Thursday, August 11, 2016

"Know your dope before you drive, kids!"

One of my kids is taking his driver’s tests down here in Florida. That’s right, tests plural. The first is a drug education course and test that he must pass before being allowed to go on to learning about the actual operation of a car. I figured it was an ‘awareness’ kind of deal. A ‘just say no’ scolding exercise.

Instead it seems more designed to encourage a more informed drug consumer.

The material talks about weight, potency, and how to inject, smoke, snort and/or huff a long catalogue of street drugs. It even went into the anatomy of a cannabis plant along with all the current nomenclature to help purchase the right illegal substance without getting ripped off. The web site includes everything but Heisenberg’s recipe for primo crank.

Along with that the student is educated in how the various drugs will ‘impair’ drivers.
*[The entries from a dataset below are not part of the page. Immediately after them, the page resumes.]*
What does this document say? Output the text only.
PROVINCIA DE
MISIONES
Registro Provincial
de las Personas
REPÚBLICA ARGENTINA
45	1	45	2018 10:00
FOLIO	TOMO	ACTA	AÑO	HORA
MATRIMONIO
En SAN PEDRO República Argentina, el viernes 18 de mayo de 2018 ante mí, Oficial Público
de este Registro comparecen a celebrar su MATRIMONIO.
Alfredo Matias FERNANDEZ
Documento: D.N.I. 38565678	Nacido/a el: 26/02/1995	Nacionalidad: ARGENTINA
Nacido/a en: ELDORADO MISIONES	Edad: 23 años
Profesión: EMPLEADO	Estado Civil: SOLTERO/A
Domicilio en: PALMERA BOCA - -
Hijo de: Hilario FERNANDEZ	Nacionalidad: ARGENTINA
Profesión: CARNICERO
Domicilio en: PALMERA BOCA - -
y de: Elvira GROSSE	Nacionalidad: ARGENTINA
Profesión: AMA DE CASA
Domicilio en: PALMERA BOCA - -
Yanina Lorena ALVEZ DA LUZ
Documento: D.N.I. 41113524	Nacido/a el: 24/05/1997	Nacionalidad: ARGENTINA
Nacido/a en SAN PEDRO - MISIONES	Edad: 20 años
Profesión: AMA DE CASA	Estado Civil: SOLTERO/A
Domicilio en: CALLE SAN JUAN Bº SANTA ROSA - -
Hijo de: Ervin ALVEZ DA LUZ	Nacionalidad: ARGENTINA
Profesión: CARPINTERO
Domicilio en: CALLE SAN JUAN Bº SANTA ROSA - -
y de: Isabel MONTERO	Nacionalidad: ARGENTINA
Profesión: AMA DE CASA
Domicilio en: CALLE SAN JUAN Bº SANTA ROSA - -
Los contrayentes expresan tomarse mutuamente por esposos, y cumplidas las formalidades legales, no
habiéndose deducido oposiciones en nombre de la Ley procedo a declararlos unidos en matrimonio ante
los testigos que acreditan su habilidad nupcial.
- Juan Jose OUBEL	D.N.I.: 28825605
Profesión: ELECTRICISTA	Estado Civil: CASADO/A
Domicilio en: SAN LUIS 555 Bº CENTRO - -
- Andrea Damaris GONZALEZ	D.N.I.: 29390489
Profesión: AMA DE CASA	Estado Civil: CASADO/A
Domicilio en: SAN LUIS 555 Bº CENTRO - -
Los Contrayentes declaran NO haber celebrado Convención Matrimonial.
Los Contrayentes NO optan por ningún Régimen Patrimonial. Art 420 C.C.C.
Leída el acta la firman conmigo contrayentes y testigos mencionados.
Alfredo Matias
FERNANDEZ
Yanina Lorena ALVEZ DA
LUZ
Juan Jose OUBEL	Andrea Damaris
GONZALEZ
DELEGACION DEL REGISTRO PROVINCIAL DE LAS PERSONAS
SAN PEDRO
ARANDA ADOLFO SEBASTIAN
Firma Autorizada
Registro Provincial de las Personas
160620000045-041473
In other words, what kind of high you’ll get. Euphoric, hyper, numb, delirious or just fucking ‘A’ righteous.

It brings to mind a scene in the movie 1941. The one where Dan Ackroyd is instructing eager gun-nut Ned Beatty in how NOT to fire the anti-aircraft gun the army is parking in his yard.

Sergeant Frank Tree: You shouldn't touch the ordnance at all. But more specifically, you should never pull this hand-operating lever to the rear.

Ward Douglas: Never.

Sergeant Frank Tree: Do not push a clip of ammunition down into the feed rollers here.

Ward Douglas: No, sir, never.

Sergeant Frank Tree: You never restore this lever to firing position. Do not make sure that this cover is completely closed.

Ward Douglas: No sir.

Sergeant Frank Tree: Never depress operator's foot triggers here, here and at the rear here.


Am I alone among parents in wanting my kids to know less about drugs not more?

I took my tenth grade hygiene course back during the Summer of Love. Part of the required course, taught by a gym teacher, was learning all about what drugs to avoid. The sources, effects and derivations of the drugs and their street names. Again, a buyer’s guide to downers, uppers, hallucinogenics, and euphorics. Grass, mushrooms, crystal, pills, China white and nose candy. What they looked like and how to take them. The idea being that we’d be able to recognize danger and run from it. But I noticed a few kids taking furious notes in a way they never did in social studies class.

And the numbers told the story as casual drug use climbed nationwide heading into the 70s. Why? Our exposure to dope wasn’t in an alley or at a Hot Tuna concert. It was in the classroom. Was the idea really to inform us of what to avoid or to make us curious?